Gierzwaluwen, slechtvalken, ratten, muizen, bijen en vlinders laten zich in de stad met regelmaat zien. Maar het kan nog beter, volgens stadsecoloog Niels de Zwarte zijn er nog tal van mogelijkheden om de stad en de natuur goed met elkaar te verbinden.
Boek
Samen met twee architecten Jacques Vink en Piet Vollaard schreef Niels de Zwarte het boek : Stadsnatuur maken. een boek over de interactie tussen de ontwerpers van de stad en de natuur die zich daarin ontwikkelt. In de stad vinden diverse dier- en plantensoorten inmiddels een beter leefgebied dan in het omliggende buitengebied. Ontwerpers zoals architecten en planologen zouden dus ook aandacht moeten besteden aan de natuur die in de stad te vinden is.

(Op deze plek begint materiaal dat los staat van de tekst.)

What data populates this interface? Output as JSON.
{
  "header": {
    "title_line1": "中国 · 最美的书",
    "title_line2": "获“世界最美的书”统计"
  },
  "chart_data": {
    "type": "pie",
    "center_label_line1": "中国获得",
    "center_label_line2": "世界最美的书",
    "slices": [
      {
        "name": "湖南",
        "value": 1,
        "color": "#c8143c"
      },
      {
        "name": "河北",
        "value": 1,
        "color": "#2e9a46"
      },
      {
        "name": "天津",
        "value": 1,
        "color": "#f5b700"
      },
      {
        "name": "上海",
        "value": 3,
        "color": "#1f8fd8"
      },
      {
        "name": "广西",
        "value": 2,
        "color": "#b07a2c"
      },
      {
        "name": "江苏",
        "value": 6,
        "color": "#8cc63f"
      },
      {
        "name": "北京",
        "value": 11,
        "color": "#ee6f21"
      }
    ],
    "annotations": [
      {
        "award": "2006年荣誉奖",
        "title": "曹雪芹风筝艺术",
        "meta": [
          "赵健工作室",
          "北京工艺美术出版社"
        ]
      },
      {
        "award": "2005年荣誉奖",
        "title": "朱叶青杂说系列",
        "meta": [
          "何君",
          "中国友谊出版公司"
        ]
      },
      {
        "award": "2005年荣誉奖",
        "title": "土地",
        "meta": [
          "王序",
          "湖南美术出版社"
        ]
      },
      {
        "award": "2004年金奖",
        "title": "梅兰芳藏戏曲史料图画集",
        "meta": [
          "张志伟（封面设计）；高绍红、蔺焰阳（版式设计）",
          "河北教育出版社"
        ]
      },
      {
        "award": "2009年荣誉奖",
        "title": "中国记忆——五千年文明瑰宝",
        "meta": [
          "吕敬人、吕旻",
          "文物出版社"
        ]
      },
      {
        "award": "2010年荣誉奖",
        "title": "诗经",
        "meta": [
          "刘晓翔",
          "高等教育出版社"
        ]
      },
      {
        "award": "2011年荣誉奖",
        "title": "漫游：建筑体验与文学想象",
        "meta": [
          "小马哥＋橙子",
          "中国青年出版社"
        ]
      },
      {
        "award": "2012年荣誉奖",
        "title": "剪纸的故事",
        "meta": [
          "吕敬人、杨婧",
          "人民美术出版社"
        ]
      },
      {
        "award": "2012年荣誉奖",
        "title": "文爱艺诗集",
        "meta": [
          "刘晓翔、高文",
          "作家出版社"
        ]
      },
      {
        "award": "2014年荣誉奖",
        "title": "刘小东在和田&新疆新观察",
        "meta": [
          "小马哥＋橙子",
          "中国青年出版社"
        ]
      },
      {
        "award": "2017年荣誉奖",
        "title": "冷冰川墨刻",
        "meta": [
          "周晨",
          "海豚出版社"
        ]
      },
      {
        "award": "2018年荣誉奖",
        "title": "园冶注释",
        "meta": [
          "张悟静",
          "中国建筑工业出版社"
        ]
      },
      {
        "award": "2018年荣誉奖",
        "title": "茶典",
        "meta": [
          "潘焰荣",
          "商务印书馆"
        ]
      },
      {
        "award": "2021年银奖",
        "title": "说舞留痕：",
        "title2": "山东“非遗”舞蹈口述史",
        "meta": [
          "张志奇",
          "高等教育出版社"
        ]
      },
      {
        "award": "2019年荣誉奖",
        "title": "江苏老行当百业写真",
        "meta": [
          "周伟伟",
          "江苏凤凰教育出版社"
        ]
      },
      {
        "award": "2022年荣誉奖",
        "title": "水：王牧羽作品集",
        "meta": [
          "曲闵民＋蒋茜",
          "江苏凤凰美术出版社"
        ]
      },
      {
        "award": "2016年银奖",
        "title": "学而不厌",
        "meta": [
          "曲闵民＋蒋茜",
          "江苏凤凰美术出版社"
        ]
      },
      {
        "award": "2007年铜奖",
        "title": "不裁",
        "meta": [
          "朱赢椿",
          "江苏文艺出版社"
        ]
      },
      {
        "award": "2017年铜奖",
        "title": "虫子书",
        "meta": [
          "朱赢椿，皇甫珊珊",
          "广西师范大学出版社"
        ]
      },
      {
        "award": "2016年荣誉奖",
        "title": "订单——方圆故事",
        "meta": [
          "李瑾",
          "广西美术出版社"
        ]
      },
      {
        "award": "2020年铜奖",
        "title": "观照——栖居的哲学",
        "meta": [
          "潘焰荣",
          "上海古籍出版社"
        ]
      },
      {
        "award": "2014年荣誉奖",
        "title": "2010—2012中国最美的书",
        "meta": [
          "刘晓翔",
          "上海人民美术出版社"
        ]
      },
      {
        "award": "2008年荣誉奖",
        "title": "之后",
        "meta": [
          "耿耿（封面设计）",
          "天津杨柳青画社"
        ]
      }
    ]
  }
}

Natuurinclusief ontwerpen is een pionierspraktijk, en pas recent onderdeel van de stadsplanning. Maar een belangrijke ontwikkeling, want het behoud van de natuur in de stad is van groot belang, zowel voor dier als voor de mens.

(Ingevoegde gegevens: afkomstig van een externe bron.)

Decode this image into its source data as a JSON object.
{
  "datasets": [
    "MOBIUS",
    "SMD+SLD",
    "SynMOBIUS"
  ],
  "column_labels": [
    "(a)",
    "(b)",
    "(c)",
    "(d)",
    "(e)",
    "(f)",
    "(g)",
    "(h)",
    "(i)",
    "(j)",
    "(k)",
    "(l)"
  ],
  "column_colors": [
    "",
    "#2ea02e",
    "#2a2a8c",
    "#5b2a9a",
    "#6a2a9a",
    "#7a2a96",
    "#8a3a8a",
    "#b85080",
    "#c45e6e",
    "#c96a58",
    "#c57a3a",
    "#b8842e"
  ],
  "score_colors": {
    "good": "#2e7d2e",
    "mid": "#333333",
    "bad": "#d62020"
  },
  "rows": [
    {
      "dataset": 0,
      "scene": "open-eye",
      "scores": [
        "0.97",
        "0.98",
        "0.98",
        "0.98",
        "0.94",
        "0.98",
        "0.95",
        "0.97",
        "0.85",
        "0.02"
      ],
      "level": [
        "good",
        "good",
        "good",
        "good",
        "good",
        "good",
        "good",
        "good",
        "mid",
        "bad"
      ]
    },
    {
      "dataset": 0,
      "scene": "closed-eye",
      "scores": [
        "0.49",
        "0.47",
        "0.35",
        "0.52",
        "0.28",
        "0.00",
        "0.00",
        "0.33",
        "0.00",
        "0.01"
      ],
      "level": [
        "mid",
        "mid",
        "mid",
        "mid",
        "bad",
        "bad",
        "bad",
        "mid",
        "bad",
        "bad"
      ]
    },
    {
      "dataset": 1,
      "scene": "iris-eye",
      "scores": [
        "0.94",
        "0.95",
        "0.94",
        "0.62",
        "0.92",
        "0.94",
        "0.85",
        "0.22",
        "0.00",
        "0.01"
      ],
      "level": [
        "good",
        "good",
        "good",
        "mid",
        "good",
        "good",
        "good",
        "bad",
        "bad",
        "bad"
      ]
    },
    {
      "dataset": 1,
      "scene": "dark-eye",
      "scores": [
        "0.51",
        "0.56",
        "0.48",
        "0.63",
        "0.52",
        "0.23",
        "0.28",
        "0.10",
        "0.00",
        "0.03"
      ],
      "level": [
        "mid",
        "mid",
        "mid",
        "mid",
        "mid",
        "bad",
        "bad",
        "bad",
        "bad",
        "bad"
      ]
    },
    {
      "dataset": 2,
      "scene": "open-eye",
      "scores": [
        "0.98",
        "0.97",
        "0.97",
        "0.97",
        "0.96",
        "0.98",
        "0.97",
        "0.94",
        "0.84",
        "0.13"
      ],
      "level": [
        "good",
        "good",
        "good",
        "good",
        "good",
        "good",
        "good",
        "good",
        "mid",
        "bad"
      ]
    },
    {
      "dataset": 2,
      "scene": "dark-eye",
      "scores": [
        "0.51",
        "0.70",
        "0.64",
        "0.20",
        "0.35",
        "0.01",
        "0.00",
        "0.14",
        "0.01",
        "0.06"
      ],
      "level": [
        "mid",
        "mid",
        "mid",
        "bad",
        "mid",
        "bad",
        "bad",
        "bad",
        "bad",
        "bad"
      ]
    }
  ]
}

Je zou het niet verwachten maar steden zijn rijker aan soorten dan het platteland. Steden zijn meer gevarieerd dan bijvoorbeeld een weiland en ze zijn een paar graden warmer. Het warme klimaat en gevarieerde landschap stimuleren vooral de groei van planten maar ook van tal van dieren.

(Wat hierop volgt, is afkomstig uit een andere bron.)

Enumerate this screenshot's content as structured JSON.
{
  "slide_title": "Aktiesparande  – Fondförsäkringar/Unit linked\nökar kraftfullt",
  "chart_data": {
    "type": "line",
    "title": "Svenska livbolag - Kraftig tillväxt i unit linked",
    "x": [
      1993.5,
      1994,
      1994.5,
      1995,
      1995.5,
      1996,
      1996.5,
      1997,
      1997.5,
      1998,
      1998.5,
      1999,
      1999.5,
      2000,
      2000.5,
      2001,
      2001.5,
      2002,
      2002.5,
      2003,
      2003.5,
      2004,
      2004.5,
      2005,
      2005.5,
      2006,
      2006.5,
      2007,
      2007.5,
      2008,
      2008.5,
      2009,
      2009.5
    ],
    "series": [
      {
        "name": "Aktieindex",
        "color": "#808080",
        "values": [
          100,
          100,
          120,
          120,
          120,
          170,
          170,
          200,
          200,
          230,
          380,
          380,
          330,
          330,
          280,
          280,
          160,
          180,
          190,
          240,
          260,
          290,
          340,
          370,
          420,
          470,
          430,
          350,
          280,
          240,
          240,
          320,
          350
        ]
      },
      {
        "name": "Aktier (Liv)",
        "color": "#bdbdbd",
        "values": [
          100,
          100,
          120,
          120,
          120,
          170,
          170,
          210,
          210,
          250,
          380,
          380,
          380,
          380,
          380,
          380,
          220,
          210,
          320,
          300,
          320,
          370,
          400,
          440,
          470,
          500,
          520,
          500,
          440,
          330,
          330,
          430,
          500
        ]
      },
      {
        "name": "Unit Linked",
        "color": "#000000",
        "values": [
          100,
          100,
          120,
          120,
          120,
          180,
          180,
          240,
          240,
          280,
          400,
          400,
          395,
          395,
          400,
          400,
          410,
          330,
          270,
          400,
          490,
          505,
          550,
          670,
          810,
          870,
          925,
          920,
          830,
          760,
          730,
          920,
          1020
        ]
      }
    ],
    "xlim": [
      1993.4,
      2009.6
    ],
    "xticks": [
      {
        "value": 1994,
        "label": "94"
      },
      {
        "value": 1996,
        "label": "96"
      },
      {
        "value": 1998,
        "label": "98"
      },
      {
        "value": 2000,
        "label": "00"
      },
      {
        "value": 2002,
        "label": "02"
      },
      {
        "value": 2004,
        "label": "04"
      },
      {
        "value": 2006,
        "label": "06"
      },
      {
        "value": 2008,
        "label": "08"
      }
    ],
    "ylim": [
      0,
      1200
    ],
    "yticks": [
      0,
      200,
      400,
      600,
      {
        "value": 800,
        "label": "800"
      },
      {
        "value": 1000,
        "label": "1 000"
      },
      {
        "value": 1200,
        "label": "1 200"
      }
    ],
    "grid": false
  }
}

Een kwart van de Nederlandse soorten woont in de stad. Een stad als Amsterdam telt bijvoorbeeld honderden soorten planten en dieren en Rotterdam telt nu zo’n 10.000 soorten. Onder hen 1000 nachtvlinders, 1000 planten, 300 vogels, 50 zoogdieren en de rest zit onzichtbaar in de bodem en het water. In elke grote stad komen ruwweg wel dezelfde soorten voor.